# Moving to and Working in Corfu.. Gaining Residency Permit/Beige Card



## Millie10 (Apr 22, 2020)

Hello.. I am UK National moving to Greece and have a few questions. I understand at the moment things are all up in the air with the current situation but would love to have information as if all was normal. I have read multiple government webites and forums but feel like I am getting more confused haha! If anyone could answer the following questions that would be great.

1. I would like to get a residency permit (Beige card) but will be working for a Swiss company (online/from home in Corfu). Do I need to apply for a working residency permit or a can I get a different one?
2. Is it possible to get a working residency permit if I work for a Swiss company?
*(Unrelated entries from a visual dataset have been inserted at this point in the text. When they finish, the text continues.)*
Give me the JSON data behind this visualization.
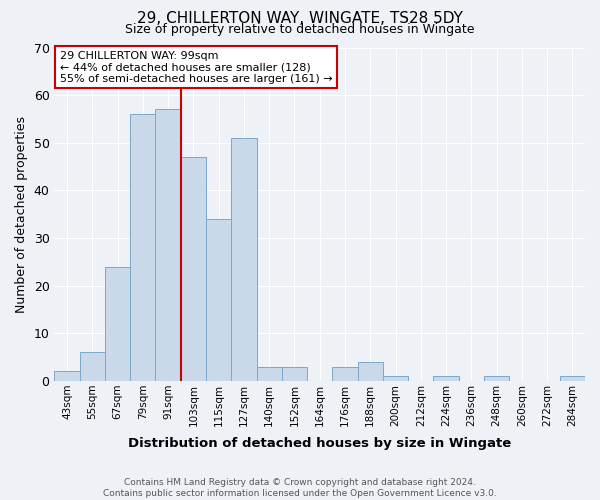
{
  "title": "29, CHILLERTON WAY, WINGATE, TS28 5DY",
  "subtitle": "Size of property relative to detached houses in Wingate",
  "xlabel": "Distribution of detached houses by size in Wingate",
  "ylabel": "Number of detached properties",
  "bar_color": "#c9d9ea",
  "bar_edge_color": "#7aa8cc",
  "bin_labels": [
    "43sqm",
    "55sqm",
    "67sqm",
    "79sqm",
    "91sqm",
    "103sqm",
    "115sqm",
    "127sqm",
    "140sqm",
    "152sqm",
    "164sqm",
    "176sqm",
    "188sqm",
    "200sqm",
    "212sqm",
    "224sqm",
    "236sqm",
    "248sqm",
    "260sqm",
    "272sqm",
    "284sqm"
  ],
  "bar_heights": [
    2,
    6,
    24,
    56,
    57,
    47,
    34,
    51,
    3,
    3,
    0,
    3,
    4,
    1,
    0,
    1,
    0,
    1,
    0,
    0,
    1
  ],
  "vline_index": 4,
  "vline_color": "#cc0000",
  "ylim": [
    0,
    70
  ],
  "yticks": [
    0,
    10,
    20,
    30,
    40,
    50,
    60,
    70
  ],
  "annotation_title": "29 CHILLERTON WAY: 99sqm",
  "annotation_line1": "← 44% of detached houses are smaller (128)",
  "annotation_line2": "55% of semi-detached houses are larger (161) →",
  "annotation_box_color": "#ffffff",
  "annotation_box_edge": "#cc0000",
  "footer1": "Contains HM Land Registry data © Crown copyright and database right 2024.",
  "footer2": "Contains public sector information licensed under the Open Government Licence v3.0.",
  "background_color": "#eef2f7",
  "grid_color": "#ffffff"
}
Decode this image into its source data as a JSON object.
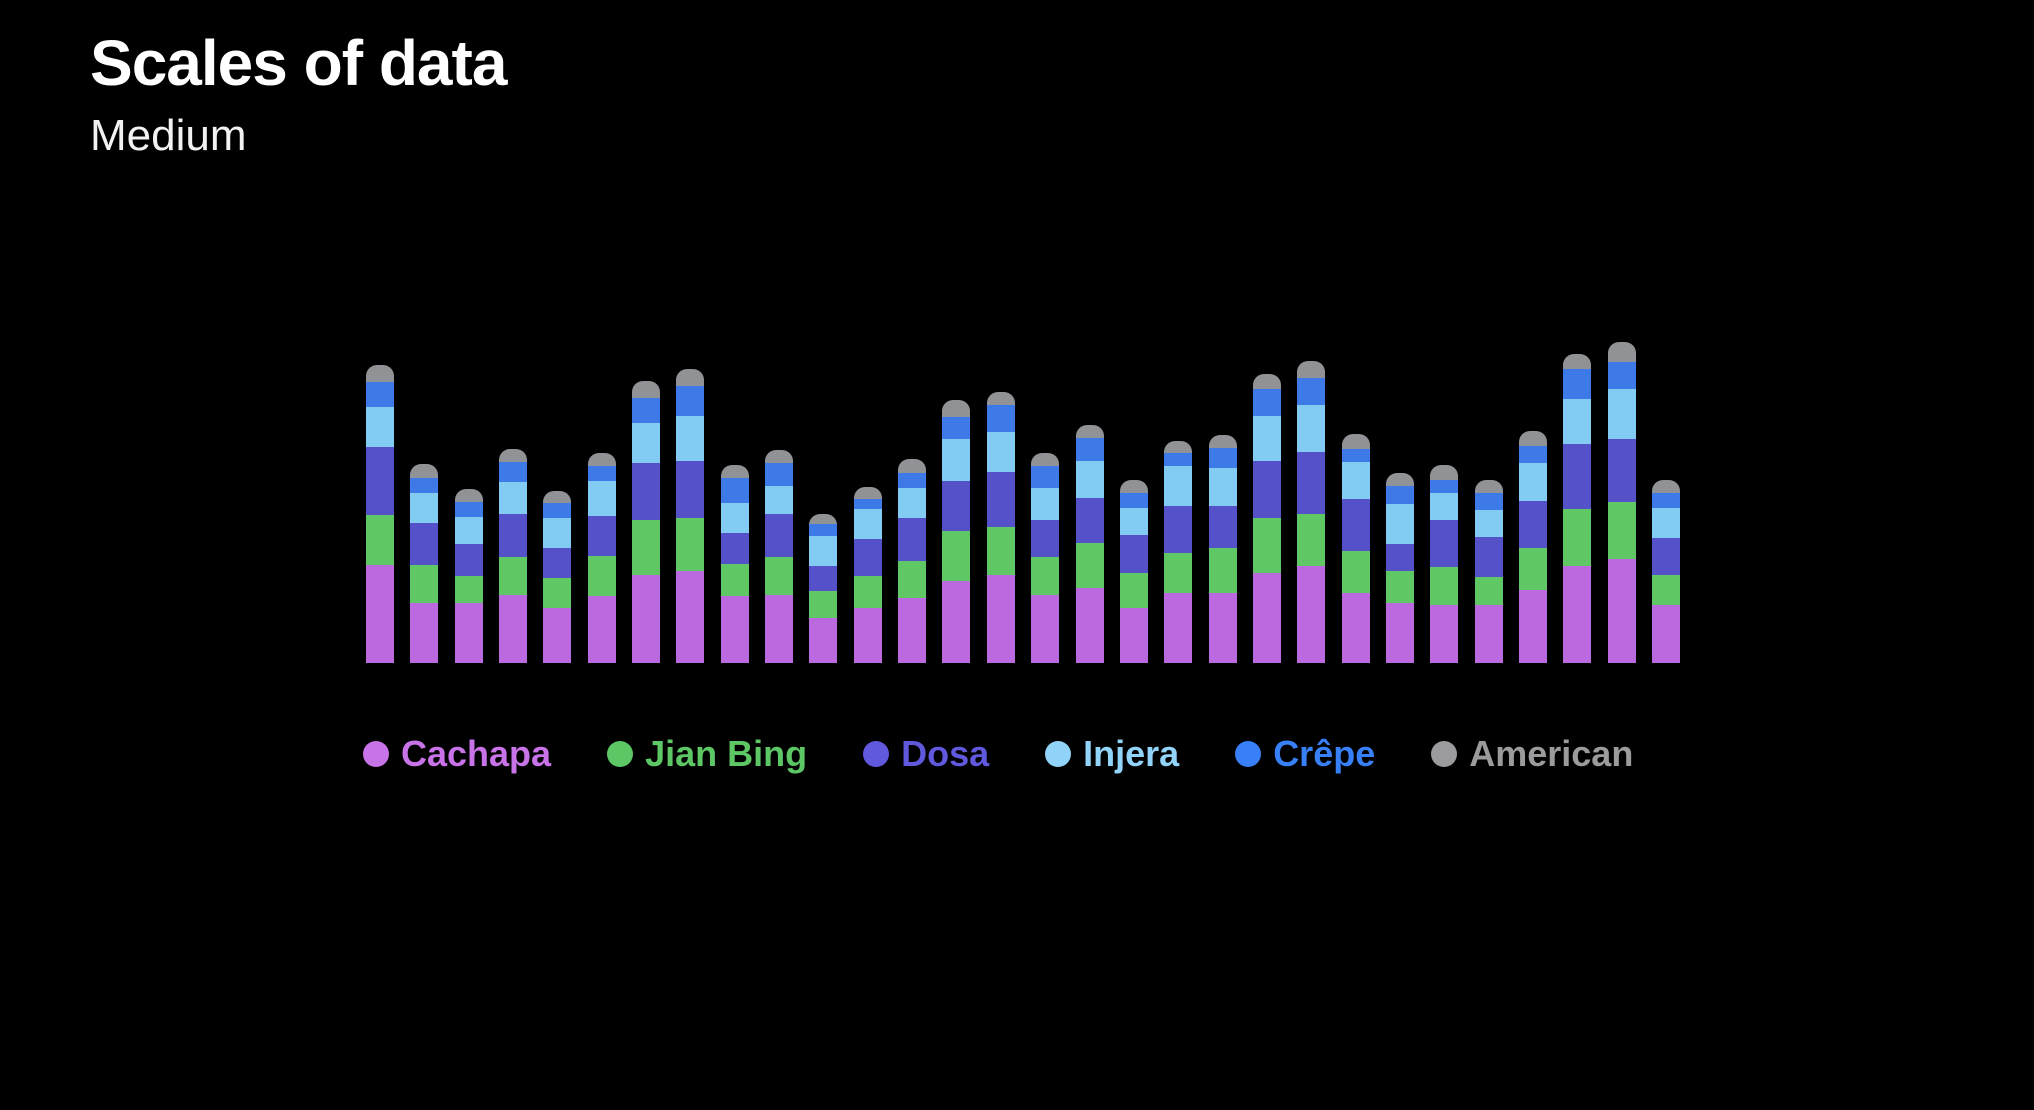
{
  "slide": {
    "title": "Scales of data",
    "subtitle": "Medium"
  },
  "colors": {
    "background": "#000000",
    "title_text": "#FFFFFF",
    "subtitle_text": "#F2F2F4"
  },
  "chart_data": {
    "type": "bar",
    "stacked": true,
    "orientation": "vertical",
    "title": "",
    "xlabel": "",
    "ylabel": "",
    "bar_count": 30,
    "x": [
      1,
      2,
      3,
      4,
      5,
      6,
      7,
      8,
      9,
      10,
      11,
      12,
      13,
      14,
      15,
      16,
      17,
      18,
      19,
      20,
      21,
      22,
      23,
      24,
      25,
      26,
      27,
      28,
      29,
      30
    ],
    "series": [
      {
        "name": "Cachapa",
        "color": "#BB69DF",
        "values": [
          98,
          60,
          60,
          68,
          55,
          67,
          88,
          92,
          67,
          68,
          45,
          55,
          65,
          82,
          88,
          68,
          75,
          55,
          70,
          70,
          90,
          97,
          70,
          60,
          58,
          58,
          73,
          97,
          104,
          58
        ]
      },
      {
        "name": "Jian Bing",
        "color": "#60C765",
        "values": [
          50,
          38,
          27,
          38,
          30,
          40,
          55,
          53,
          32,
          38,
          27,
          32,
          37,
          50,
          48,
          38,
          45,
          35,
          40,
          45,
          55,
          52,
          42,
          32,
          38,
          28,
          42,
          57,
          57,
          30
        ]
      },
      {
        "name": "Dosa",
        "color": "#5551C8",
        "values": [
          68,
          42,
          32,
          43,
          30,
          40,
          57,
          57,
          31,
          43,
          25,
          37,
          43,
          50,
          55,
          37,
          45,
          38,
          47,
          42,
          57,
          62,
          52,
          27,
          47,
          40,
          47,
          65,
          63,
          37
        ]
      },
      {
        "name": "Injera",
        "color": "#82CBF3",
        "values": [
          40,
          30,
          27,
          32,
          30,
          35,
          40,
          45,
          30,
          28,
          30,
          30,
          30,
          42,
          40,
          32,
          37,
          27,
          40,
          38,
          45,
          47,
          37,
          40,
          27,
          27,
          38,
          45,
          50,
          30
        ]
      },
      {
        "name": "Crêpe",
        "color": "#3D7AE8",
        "values": [
          25,
          15,
          15,
          20,
          15,
          15,
          25,
          30,
          25,
          23,
          12,
          10,
          15,
          22,
          27,
          22,
          23,
          15,
          13,
          20,
          27,
          27,
          13,
          18,
          13,
          17,
          17,
          30,
          27,
          15
        ]
      },
      {
        "name": "American",
        "color": "#909296",
        "values": [
          17,
          14,
          13,
          13,
          12,
          13,
          17,
          17,
          13,
          13,
          10,
          12,
          14,
          17,
          13,
          13,
          13,
          13,
          12,
          13,
          15,
          17,
          15,
          13,
          15,
          13,
          15,
          15,
          20,
          13
        ]
      }
    ],
    "value_unit": "relative",
    "ylim": [
      0,
      321
    ],
    "axes_visible": false,
    "gridlines": false,
    "tick_labels": "none",
    "legend_position": "bottom",
    "bar_corner_radius_top": 11
  },
  "legend": {
    "items": [
      {
        "label": "Cachapa",
        "color": "#C873E8"
      },
      {
        "label": "Jian Bing",
        "color": "#5CC764"
      },
      {
        "label": "Dosa",
        "color": "#6159DD"
      },
      {
        "label": "Injera",
        "color": "#92D4F9"
      },
      {
        "label": "Crêpe",
        "color": "#3880F7"
      },
      {
        "label": "American",
        "color": "#9B9B9D"
      }
    ]
  }
}
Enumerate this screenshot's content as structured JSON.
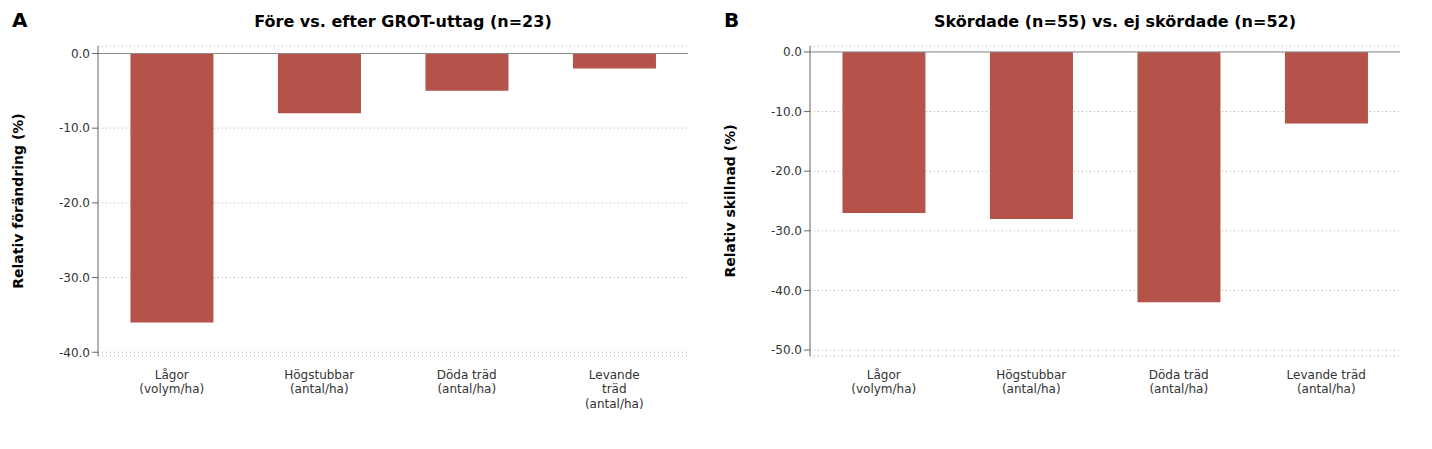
{
  "chart_data": [
    {
      "type": "bar",
      "title": "Före vs. efter GROT-uttag (n=23)",
      "ylabel": "Relativ förändring (%)",
      "annotations": [
        "A"
      ],
      "categories": [
        "Lågor\n(volym/ha)",
        "Högstubbar\n(antal/ha)",
        "Döda träd\n(antal/ha)",
        "Levande\nträd\n(antal/ha)"
      ],
      "values": [
        -36.0,
        -8.0,
        -5.0,
        -2.0
      ],
      "color": "#b5524a",
      "ylim": [
        -40.5,
        1.0
      ],
      "yticks": [
        {
          "value": 0.0,
          "label": "0.0"
        },
        {
          "value": -10.0,
          "label": "-10.0"
        },
        {
          "value": -20.0,
          "label": "-20.0"
        },
        {
          "value": -30.0,
          "label": "-30.0"
        },
        {
          "value": -40.0,
          "label": "-40.0"
        }
      ],
      "grid": true
    },
    {
      "type": "bar",
      "title": "Skördade (n=55) vs. ej skördade (n=52)",
      "ylabel": "Relativ skillnad (%)",
      "annotations": [
        "B"
      ],
      "categories": [
        "Lågor\n(volym/ha)",
        "Högstubbar\n(antal/ha)",
        "Döda träd\n(antal/ha)",
        "Levande träd\n(antal/ha)"
      ],
      "values": [
        -27.0,
        -28.0,
        -42.0,
        -12.0
      ],
      "color": "#b5524a",
      "ylim": [
        -51.0,
        1.0
      ],
      "yticks": [
        {
          "value": 0.0,
          "label": "0.0"
        },
        {
          "value": -10.0,
          "label": "-10.0"
        },
        {
          "value": -20.0,
          "label": "-20.0"
        },
        {
          "value": -30.0,
          "label": "-30.0"
        },
        {
          "value": -40.0,
          "label": "-40.0"
        },
        {
          "value": -50.0,
          "label": "-50.0"
        }
      ],
      "grid": true
    }
  ]
}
Although i work for a Swiss company I do get paid into a UK account and pay UK tax, national insurance etc through a UK Paye scheme. 
3. If I can get a beige permit, does this mean I will automatically be enrolled to pay greek tax on my income or will I need to do this seperately? Or do I need to start paying tax in Greece before applying for my permit?
4. I am assuming I would have to start paying greek tax ( which is not an issue at all) or can I continue paying it in the UK as usual? 


Any comments/point will be truly helpful! I am a bit clueless and would appreciate any help. If I have not made myself clear or you have any questions, please let me know.

Sorry for all the questions, I am just so confused and dont know what the best route is to do.


----------